Riddle’s Court is being restored as the Patrick Geddes Centre for Learning thanks to donations from the Heritage Lottery Fund, the Architectural Heritage Fund and many philanthropic trusts and individuals.

From Edinburgh to the Antarctic

Among the adventures triggered by Patrick Geddes’ approach to education – and accommodation– was the Scottish National Antarctic Expedition of 1902-4.

William Speirs Bruce had been greatly impressed during one of Geddes’ summer schools in Edinburgh, and subsequently gave up his studies in London to join Edinburgh’s Medical School.

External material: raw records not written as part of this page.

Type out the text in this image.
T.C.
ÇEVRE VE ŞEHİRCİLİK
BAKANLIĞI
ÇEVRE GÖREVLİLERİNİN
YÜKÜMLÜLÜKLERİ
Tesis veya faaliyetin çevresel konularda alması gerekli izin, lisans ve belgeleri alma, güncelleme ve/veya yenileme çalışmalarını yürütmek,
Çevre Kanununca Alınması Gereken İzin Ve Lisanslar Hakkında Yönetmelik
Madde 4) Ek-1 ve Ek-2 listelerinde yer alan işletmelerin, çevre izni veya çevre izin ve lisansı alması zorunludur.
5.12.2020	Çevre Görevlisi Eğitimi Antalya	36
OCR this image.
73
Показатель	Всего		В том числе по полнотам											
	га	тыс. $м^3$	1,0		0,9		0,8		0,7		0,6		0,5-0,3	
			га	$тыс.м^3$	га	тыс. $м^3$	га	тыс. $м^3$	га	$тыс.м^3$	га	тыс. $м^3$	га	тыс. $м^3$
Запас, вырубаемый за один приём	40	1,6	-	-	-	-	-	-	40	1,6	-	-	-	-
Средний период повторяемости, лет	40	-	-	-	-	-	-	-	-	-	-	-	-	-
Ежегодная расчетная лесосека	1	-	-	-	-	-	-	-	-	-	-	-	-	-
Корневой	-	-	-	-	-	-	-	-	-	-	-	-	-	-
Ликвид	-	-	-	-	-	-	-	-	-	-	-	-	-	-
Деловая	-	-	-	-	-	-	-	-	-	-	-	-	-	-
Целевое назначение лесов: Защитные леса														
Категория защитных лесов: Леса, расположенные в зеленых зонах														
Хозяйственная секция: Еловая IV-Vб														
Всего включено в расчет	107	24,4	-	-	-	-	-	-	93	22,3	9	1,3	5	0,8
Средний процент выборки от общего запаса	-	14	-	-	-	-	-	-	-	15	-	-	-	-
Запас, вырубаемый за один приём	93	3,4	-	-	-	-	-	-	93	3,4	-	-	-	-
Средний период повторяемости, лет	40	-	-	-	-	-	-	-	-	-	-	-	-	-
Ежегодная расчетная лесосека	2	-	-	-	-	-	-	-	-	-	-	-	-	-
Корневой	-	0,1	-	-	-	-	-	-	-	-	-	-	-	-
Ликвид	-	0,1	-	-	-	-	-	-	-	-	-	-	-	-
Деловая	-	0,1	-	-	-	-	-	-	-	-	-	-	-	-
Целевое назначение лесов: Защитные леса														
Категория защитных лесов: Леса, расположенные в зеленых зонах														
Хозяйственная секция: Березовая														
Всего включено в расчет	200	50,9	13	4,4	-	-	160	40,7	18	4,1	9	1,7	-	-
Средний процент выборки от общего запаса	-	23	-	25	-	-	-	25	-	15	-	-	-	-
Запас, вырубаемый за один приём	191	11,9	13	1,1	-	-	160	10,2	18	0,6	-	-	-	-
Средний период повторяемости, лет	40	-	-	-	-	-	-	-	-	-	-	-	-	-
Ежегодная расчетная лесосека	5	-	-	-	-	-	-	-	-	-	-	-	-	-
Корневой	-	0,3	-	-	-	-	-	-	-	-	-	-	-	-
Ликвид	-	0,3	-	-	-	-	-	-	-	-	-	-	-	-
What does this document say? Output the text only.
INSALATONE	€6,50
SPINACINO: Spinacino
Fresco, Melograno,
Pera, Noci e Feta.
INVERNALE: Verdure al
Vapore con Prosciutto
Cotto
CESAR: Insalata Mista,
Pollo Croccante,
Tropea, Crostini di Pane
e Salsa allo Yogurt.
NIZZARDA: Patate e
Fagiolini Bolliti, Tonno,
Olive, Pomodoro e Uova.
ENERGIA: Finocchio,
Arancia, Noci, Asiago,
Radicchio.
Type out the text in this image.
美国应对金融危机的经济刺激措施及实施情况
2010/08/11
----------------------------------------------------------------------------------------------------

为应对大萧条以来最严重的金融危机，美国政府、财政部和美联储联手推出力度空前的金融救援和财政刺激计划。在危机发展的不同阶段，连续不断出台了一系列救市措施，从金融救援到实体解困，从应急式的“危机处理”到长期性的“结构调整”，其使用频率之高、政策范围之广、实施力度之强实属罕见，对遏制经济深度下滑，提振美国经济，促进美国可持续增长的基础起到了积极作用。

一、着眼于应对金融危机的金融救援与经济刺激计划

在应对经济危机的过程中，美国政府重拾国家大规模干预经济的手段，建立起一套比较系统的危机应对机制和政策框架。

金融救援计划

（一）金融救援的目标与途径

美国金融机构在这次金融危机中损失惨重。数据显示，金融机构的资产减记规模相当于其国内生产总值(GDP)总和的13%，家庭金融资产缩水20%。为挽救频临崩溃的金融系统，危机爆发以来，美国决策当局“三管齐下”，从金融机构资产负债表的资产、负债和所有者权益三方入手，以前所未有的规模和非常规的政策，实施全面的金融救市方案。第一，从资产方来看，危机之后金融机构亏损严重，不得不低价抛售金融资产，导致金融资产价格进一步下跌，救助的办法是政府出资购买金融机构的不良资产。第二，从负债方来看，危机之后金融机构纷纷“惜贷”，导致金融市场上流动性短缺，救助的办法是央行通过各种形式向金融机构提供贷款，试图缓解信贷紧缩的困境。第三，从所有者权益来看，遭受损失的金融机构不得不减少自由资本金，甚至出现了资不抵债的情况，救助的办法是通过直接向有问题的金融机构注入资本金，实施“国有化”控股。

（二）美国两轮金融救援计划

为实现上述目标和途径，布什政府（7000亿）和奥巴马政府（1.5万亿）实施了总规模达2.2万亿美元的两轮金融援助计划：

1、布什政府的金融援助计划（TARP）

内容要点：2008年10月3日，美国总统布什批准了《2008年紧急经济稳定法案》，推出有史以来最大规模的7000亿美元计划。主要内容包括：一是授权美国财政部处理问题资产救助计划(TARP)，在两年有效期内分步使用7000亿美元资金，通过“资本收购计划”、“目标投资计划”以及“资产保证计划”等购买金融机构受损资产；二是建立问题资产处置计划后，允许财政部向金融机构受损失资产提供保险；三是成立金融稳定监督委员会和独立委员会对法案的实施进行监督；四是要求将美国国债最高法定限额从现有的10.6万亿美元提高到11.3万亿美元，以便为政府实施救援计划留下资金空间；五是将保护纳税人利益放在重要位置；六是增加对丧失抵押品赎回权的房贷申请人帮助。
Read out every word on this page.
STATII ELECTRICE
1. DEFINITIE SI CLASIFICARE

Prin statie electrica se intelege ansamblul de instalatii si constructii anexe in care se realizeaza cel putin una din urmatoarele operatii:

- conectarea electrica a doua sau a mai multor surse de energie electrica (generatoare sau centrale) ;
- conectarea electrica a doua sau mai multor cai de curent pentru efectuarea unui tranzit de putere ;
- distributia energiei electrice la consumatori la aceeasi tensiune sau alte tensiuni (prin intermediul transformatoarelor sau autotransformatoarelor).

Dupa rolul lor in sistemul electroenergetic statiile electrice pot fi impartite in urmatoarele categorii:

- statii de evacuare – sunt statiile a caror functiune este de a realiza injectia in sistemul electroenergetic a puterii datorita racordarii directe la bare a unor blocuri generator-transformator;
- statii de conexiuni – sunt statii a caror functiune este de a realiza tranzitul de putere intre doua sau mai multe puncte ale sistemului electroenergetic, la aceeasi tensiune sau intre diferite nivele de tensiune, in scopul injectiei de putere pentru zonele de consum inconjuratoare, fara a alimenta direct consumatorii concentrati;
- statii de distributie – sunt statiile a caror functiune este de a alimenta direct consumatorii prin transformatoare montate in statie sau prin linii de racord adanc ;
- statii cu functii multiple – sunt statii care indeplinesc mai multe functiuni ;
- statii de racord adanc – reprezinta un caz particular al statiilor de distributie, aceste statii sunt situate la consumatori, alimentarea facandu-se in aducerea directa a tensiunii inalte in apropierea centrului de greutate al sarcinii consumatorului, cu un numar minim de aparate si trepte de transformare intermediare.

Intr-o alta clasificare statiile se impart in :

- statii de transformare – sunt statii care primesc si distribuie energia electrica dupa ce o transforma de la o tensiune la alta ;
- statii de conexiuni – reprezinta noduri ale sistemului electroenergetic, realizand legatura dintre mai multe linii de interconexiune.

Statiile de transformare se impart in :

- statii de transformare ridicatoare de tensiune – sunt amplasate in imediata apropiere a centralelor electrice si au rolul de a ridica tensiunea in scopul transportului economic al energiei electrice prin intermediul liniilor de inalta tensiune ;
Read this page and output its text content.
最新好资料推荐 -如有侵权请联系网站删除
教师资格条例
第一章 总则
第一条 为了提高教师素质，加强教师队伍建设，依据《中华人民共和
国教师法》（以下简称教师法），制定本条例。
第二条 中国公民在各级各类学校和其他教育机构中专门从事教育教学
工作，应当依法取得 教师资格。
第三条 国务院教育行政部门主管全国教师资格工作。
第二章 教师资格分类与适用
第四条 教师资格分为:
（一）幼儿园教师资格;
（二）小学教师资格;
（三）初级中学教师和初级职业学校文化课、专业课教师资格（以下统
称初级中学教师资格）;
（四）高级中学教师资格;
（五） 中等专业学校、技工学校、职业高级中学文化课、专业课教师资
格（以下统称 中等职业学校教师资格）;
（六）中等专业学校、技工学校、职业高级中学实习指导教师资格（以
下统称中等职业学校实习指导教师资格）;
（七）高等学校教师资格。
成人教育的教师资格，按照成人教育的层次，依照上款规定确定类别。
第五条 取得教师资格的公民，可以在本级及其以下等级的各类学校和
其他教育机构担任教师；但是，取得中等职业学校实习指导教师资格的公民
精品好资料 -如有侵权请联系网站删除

While living in Riddle’s Court, he met William Gordon Burn-Murdoch, an artist and writer, and the two were to become key figures in the successful Antarctic expedition: Bruce led the expedition while Burn-Murdoch recorded the trip in his illustrated book From Edinburgh to the Antarctic.

The expedition was a triumph, and returned to Scotland safely after overwintering in the ice, bringing new zoological, meteorological and geological findings.

It was during the Scottish National Antarctic Expedition that an iconic photograph, known as The Piper and the Penguin, was taken. It shows the expedition’s piper, Gilbert Kerr, braving the elements in a kilt while serenading an apparently unimpressed emperor penguin.

In Burn-Murdoch’s book about the trip, he writes at length about the departure from Riddle’s Court, giving a colourful account of both the residence’s history and life there as a student. He describes Riddle’s Court as “quite the centre of the world”.